Broken pipe from XXXX:9091

Hi!

We’re on Community Edition 4.5.1 and we’re getting {"msg":"write tcp xxxx:9101: broken pipe from xxxx:9101 - cause: write tcp xxxx:9101: broken pipe from xxxx:9101","code":5000} errors frequently from Couchbase. Not sure what’s going on?

From previous posts, it seems that this is caused by indexer crashing, however, we’re on light load here with ~60% max index RAM used, and indexer.log doesn’t seem to show any errors.

Query log has the following errors:

2018-01-30T12:04:43.118+09:00 [Error] [GsiScanClient:"xxxx:9101"] ScanAll(46975b54-93a2-428c-a1df-72b485d8fdb1) request transport failed `write tcp 100.74.26.71:9101: broken pipe`
2018-01-30T12:04:43.128+09:00 [Error] [GsiScanClient:"xxxx:9101"] req(46975b54-93a2-428c-a1df-72b485d8fdb1) connection "100.74.26.71:52032" closed `EOF`
2018-01-30T12:04:43.128+09:00 [Error] [GsiScanClient:"xxxx:9101"] ScanAll(46975b54-93a2-428c-a1df-72b485d8fdb1) response failed `EOF`
2018-01-30T12:04:43.128+09:00 [Error] [GsiScanClient:"xxxx:9101"] ScanAll(46975b54-93a2-428c-a1df-72b485d8fdb1) request transport failed `write tcp 100.74.26.71:9101: broken pipe`

Around this time, indexer.log is only showing:

2018-01-30T12:04:43.134+09:00 [Info] ForestDBSlice::Commit SliceId 0 IndexInstId 12450542224799567472 FlushTime 14.921µs CommitTime 351.966µs TotalFlushTime 1h19m50.070289861s TotalCommitTime 14m33.625755521s
2018-01-30T12:04:43.134+09:00 [Info] ForestDBSlice::OpenSnapshot SliceId 0 IndexInstId 12450542224799567472 Creating New Snapshot SnapshotInfo: seqnos: 23222027, 0, 10520 committed:true
2018-01-30T12:04:43.134+09:00 [Info] StorageMgr::handleCreateSnapshot Added New Snapshot Index: 12450542224799567472 PartitionId: 0 SliceId: 0 Crc64: 15723203040488526349 (SnapshotInfo: seqnos: 23222027, 0, 10520 committed:true) SnapCreateDur 11.023955ms SnapOpenDur 36.188µs
2018-01-30T12:04:43.333+09:00 [Warn] StorageMgr::handleCreateSnapshot Skipped Creating New Snapshot for Index 12450542224799567472 PartitionId 0 SliceId 0. No New Mutations. IsDirty false
2018-01-30T12:04:43.533+09:00 [Warn] StorageMgr::handleCreateSnapshot Skipped Creating New Snapshot for Index 12450542224799567472 PartitionId 0 SliceId 0. No New Mutations. IsDirty false
2018-01-30T12:04:43.733+09:00 [Warn] StorageMgr::handleCreateSnapshot Skipped Creating New Snapshot for Index 12450542224799567472 PartitionId 0 SliceId 0. No New Mutations. IsDirty false
2018-01-30T12:04:43.933+09:00 [Warn] StorageMgr::handleCreateSnapshot Skipped Creating New Snapshot for Index 12450542224799567472 PartitionId 0 SliceId 0. No New Mutations. IsDirty false

Anyone can help?

@xingjia.zhang, please check the log for earlier timestamps as well. If indexer crashes, the connection pool between query and indexer gets cleaned up lazily. So these errors due to stale connections, can appear some time after a crash as well.

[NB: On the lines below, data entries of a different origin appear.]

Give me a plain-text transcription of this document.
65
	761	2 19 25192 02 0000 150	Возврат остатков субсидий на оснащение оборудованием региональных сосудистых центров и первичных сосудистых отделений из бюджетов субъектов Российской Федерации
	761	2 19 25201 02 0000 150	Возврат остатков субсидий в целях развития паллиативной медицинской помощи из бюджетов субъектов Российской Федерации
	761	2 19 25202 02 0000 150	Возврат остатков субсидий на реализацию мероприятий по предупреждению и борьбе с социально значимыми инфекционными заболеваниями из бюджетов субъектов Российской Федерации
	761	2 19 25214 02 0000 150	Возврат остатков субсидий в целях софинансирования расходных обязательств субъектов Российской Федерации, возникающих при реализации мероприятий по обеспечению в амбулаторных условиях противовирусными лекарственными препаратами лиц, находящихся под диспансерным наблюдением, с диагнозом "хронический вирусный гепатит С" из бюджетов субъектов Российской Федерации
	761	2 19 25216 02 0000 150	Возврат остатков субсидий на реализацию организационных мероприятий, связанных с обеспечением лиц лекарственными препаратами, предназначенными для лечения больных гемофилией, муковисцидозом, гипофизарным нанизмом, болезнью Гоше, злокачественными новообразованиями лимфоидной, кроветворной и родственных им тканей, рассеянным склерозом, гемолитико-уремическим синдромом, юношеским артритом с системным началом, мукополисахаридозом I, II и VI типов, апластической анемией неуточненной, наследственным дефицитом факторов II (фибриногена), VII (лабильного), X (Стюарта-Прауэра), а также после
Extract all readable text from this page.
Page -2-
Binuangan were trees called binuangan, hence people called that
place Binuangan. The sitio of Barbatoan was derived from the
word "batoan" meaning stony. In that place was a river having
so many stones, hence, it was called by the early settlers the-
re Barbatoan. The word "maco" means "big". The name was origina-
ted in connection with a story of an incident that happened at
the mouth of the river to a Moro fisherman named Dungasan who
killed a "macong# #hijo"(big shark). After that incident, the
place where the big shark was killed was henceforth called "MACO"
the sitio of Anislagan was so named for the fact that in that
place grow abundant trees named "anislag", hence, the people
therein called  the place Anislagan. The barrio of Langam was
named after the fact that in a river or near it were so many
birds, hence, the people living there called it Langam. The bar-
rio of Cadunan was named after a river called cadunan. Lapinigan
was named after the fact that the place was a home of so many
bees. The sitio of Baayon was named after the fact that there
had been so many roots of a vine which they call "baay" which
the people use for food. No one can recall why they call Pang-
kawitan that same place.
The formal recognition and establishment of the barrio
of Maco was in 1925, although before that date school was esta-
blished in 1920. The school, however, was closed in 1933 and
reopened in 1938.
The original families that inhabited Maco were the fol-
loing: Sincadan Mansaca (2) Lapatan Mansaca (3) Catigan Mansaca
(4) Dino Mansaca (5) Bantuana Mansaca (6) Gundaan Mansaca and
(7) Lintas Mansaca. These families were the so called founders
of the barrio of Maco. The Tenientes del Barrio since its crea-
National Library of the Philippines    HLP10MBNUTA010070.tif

Hi @deepkaran.salooja, thank you for replying!

We checked the indexer.log for the whole day but there is no error. The only warning we get is from StorageMgr::handleCreateSnapshot which I assume is not relevant in this case?

We’re getting the broken pipe error more frequently now (while load is quite light) but the only error we can find is from the query.log. Any other logs we can check?

Are you checking for “panic”/“sigabrt” etc in the indexer logs as well? The other possibility is if your network is dropping connections.

Just checked, there’s no panic/sigabrt in indexer logs either.
At the moment, we are suspecting network connection issues due to observed spikes. Thanks!